Lastly, you had to spend a lot of time finding a person that has what you need and also needs exactly what you have to offer in return.
People are smart though. They soon realised that you could indirectly trade goods or services by selling them for an intermediary good that could later be exchanged for whatever you wanted. This intermediary good is what we know today as ‘money’ and was used to measure the value of all goods and services, making it easier to trade with each other no matter what you did for a living.
Across the world, the concept of money emerged in various forms; seashells, metal coins, salt, cattle, stones, precious stones, pieces of paper and in more modern times, strings of code. You would sell your goods and/or services for money and then use that money to purchase things. All things were assigned a price in money, eliminating the mental gymnastics needed to work out what the value of everything was.

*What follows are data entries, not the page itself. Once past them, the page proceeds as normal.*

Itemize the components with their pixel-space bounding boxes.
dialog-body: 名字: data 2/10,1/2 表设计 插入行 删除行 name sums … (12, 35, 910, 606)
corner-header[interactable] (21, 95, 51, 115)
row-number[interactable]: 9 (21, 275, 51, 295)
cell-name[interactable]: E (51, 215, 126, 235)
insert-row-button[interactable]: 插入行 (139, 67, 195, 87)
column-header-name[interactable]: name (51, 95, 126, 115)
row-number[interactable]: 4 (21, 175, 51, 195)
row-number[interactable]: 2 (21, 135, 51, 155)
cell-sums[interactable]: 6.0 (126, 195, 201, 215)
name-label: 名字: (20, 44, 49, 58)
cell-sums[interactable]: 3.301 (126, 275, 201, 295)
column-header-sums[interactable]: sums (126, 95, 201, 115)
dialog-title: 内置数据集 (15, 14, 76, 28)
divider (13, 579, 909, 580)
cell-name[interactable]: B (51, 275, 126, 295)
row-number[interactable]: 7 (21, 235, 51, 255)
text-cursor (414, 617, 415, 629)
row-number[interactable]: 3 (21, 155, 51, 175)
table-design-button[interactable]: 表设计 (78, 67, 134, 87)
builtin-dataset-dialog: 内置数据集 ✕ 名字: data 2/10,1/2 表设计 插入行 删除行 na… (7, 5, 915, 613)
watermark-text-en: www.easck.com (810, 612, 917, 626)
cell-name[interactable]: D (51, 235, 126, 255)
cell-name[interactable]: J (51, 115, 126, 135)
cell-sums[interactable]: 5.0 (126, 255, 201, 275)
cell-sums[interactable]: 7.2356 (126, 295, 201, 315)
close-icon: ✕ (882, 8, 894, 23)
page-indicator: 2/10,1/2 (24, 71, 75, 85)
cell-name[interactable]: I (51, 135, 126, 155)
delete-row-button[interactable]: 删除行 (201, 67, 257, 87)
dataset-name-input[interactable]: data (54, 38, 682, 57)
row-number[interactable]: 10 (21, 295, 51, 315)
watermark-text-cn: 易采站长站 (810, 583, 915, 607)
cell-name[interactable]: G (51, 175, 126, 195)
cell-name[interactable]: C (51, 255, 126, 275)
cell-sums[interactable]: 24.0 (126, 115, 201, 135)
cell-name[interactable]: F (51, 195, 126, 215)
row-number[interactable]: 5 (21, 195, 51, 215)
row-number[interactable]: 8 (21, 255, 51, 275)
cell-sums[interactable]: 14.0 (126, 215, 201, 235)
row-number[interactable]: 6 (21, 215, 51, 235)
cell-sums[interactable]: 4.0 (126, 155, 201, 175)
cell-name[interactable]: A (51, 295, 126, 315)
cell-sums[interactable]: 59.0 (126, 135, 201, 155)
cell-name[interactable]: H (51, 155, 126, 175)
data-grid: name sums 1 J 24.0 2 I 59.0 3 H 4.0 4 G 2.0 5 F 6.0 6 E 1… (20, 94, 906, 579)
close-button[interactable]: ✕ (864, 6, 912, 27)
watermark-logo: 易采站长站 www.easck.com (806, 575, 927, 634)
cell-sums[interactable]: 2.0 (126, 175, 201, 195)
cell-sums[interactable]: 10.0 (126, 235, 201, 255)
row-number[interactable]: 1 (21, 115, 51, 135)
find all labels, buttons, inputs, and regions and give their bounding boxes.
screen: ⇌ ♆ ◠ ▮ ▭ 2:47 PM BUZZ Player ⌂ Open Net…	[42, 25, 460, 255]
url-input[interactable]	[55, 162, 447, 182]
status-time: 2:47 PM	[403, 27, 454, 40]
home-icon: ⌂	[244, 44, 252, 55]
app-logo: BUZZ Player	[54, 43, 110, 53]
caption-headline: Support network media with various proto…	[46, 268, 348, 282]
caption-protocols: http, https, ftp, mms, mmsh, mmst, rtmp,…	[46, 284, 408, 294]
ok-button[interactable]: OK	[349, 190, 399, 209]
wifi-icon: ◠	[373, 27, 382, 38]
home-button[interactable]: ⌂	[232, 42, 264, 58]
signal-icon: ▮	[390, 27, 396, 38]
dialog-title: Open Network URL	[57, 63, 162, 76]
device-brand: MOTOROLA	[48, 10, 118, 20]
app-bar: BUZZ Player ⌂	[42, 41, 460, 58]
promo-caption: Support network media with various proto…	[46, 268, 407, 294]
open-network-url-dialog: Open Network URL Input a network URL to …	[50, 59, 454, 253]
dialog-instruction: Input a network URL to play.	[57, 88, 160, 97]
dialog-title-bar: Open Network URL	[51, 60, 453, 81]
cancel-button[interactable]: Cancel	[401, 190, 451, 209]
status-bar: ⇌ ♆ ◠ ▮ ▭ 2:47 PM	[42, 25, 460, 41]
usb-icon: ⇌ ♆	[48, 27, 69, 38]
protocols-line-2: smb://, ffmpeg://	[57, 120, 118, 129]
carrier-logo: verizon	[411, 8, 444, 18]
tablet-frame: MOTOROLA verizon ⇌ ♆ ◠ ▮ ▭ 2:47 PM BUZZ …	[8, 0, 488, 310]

Certain monies emerged and failed over millennia. This process of trial and error highlighted a number of key properties that made one money better than another.
It had to be durable and couldn’t be consumed. Bananas make tasty treats but they rot or can be eaten. Therefore, they’re probably not the best items to store your wealth in!
It had to be portable. Heavy goods such as cattle may be valued amongst many people but they’re difficult to move and exchange over long distances.
It shouldn’t lose its value. If I worked hard to earn my money and then later went to use it to purchase something, if it was deemed less valuable than when I first earned it, then it meant I would be able to afford less things than before.
It should be divisible. To avoid having to overpay or underpay for things I wanted, a money that could be broken down into smaller units made it much easier to purchase all things big and small.
It had to be desired. If nobody used the money you were using, you couldn’t use it to purchase anything. This defeats the purpose of putting your hard-earned wealth in it.
Ultimately, if a money retained those core properties, it would fit its purpose as a unit of measurement for all economic value. Put simply, we don’t work to acquire money because we like to hoard it. We work for money, which represents the value we’ve created through our work, so we can later exchange it for things we actually need or want, using monetary prices to measure the worth or value of a given item.
In that sense, money can be thought of as a universally-used measuring stick. Instead of everything we desire being priced in an infinite number of things such as haircuts, apples or fish, it’s assigned one price that is measured in money. As long as that money remains good money, we can earn and save it confidently, knowing we can later exchange it to purchase anything we need, whenever we want.
TL;DR: Prior to money, people bartered with one another, exchanging goods or services that they produced with somebody that produced goods or services that they needed. However, if you couldn’t find a person that had the very thing you needed and who also wanted to exchange it for exactly what you had, then you would go without. Instead, people developed the concept of money. This acted as the middle-man, allowing people to earn money for the work that they conducted and then later exchange that money for things that they needed or wanted. Shells, precious stones, metal coins, cattle, salt and pieces of paper all were used as money at some point. Unfortunately, many failed because they weren’t good money. The money that prevailed generally had the following characteristics; it would last a long time, it could be carried or transported easily, it retained its value, it could be divided up to make it easier to purchase large and small items, and was widely used and accepted.